Why are the basis of the space of modular form in $SL_2(\mathbb{Z})$ of weight 12 ($M_{12}(SL_2(\mathbb{Z})$)
$E_3^4$ and $\Delta$?
There is a theorem that says that the generators of modular form of weight $k$ are $E_4^{\alpha} \cdot E_6^{\beta}$ with $4\alpha +6\beta=k$. So shouldn't the basis be $E_4^3$ and $E_6^2$??

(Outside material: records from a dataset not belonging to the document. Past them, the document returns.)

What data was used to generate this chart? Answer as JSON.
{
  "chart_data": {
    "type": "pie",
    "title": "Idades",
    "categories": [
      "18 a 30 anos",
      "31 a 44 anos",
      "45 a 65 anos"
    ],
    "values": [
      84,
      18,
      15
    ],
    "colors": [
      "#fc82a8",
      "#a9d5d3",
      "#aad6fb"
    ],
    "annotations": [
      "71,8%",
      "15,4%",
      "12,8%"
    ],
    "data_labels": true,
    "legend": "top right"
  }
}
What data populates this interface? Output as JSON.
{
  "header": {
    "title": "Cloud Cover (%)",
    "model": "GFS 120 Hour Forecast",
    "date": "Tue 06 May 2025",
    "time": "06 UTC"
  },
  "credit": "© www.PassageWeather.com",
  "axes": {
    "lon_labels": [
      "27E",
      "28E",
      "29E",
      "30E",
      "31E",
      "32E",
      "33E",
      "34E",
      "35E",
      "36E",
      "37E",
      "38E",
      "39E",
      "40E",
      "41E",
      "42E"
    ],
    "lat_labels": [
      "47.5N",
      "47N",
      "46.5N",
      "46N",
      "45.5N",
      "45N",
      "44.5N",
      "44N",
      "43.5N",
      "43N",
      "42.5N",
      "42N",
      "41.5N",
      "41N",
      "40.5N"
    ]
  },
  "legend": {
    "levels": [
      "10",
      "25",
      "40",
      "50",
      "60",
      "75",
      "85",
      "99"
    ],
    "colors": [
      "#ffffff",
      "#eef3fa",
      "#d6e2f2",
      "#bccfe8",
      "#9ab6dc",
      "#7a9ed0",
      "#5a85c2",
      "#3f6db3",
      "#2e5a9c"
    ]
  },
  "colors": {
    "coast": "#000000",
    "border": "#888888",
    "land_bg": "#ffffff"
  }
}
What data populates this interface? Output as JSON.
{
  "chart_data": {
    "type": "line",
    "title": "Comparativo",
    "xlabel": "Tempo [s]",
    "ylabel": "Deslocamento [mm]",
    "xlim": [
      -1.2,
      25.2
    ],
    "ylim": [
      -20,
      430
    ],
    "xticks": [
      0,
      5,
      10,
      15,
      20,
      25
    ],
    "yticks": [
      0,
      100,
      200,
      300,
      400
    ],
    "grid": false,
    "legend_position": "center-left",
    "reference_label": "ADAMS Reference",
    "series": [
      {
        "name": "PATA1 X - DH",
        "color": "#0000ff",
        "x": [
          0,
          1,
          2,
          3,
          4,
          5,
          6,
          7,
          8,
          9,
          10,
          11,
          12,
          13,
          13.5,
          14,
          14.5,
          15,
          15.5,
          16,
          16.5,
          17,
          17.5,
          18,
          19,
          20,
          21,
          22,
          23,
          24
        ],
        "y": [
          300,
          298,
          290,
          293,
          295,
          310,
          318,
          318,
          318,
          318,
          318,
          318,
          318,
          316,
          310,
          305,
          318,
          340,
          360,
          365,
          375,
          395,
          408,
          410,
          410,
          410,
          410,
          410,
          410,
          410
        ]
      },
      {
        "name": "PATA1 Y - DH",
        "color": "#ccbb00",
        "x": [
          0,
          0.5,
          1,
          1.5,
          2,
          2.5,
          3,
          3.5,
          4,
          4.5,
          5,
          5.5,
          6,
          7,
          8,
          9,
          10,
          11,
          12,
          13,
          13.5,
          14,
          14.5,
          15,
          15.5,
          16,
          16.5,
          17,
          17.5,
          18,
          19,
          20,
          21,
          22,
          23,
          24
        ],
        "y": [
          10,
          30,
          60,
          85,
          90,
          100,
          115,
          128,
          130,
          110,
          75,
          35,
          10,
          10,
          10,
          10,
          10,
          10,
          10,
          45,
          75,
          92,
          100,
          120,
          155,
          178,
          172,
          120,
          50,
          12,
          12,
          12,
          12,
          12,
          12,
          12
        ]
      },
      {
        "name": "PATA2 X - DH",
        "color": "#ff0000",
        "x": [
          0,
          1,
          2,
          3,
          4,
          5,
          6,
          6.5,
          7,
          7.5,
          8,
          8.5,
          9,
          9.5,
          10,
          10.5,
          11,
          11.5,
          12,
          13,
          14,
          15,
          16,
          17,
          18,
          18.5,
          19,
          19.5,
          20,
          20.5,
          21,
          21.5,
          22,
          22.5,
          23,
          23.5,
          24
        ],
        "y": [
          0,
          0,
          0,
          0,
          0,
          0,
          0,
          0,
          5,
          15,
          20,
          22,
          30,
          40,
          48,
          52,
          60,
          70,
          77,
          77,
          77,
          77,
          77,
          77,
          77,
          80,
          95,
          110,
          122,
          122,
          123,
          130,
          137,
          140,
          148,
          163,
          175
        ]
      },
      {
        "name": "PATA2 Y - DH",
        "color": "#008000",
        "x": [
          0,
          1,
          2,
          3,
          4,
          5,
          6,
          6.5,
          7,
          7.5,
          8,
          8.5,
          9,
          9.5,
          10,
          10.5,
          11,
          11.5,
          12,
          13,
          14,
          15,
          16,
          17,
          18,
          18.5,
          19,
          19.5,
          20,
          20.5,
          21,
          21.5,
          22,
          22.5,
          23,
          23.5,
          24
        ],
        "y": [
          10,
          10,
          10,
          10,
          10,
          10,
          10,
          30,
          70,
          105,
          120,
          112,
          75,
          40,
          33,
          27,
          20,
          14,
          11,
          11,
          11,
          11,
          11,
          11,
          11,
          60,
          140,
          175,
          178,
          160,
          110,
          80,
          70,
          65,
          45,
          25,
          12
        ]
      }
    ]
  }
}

I don't know how the $\Delta$ appears. All I know is that $\Delta$ is of weight 12 and it has integral coefficients in the q-expansion just like $E_4$ and $E_6$
I can't seem to grasp this basic idea. Does it have to do with
$M_k = S_k + \mathbb{C}G_k$? ( the plus '+' is actually the tensor product.)
Yes, the Theorem is correct: a basis of $\mathcal{M}_k$ are all monomials $E_4^aE_6^b$ with $4a+6b=k$, and $a,b\ge 0$ integers. With $k=12=4a+6b$ we have either $(a,b)=(3,0)$ or $(a,b)=(0,2)$, because $a,b\ge0$ are integers. So the dimension is $2$. Of course, the Theorem gives, in general that the space $\mathcal{M}_k$ has dimension $$ \dim \mathcal{M}_k=\begin{cases} [k/12] & \text{ if } k\equiv 2\bmod 12\\ [k/12]+1 & \text{ if } k\not\equiv 2\bmod 12\end{cases} $$ Since $k=12$ is not congruent to $2$ modulo $12$ we obtain dimension $1+1=2$.
As to $\Delta$, there is the subspace $S_k\subseteq \mathcal{M}_k$ of cusp forms. For $k=12$, $\dim S_{12}=1$ with basis $\Delta$.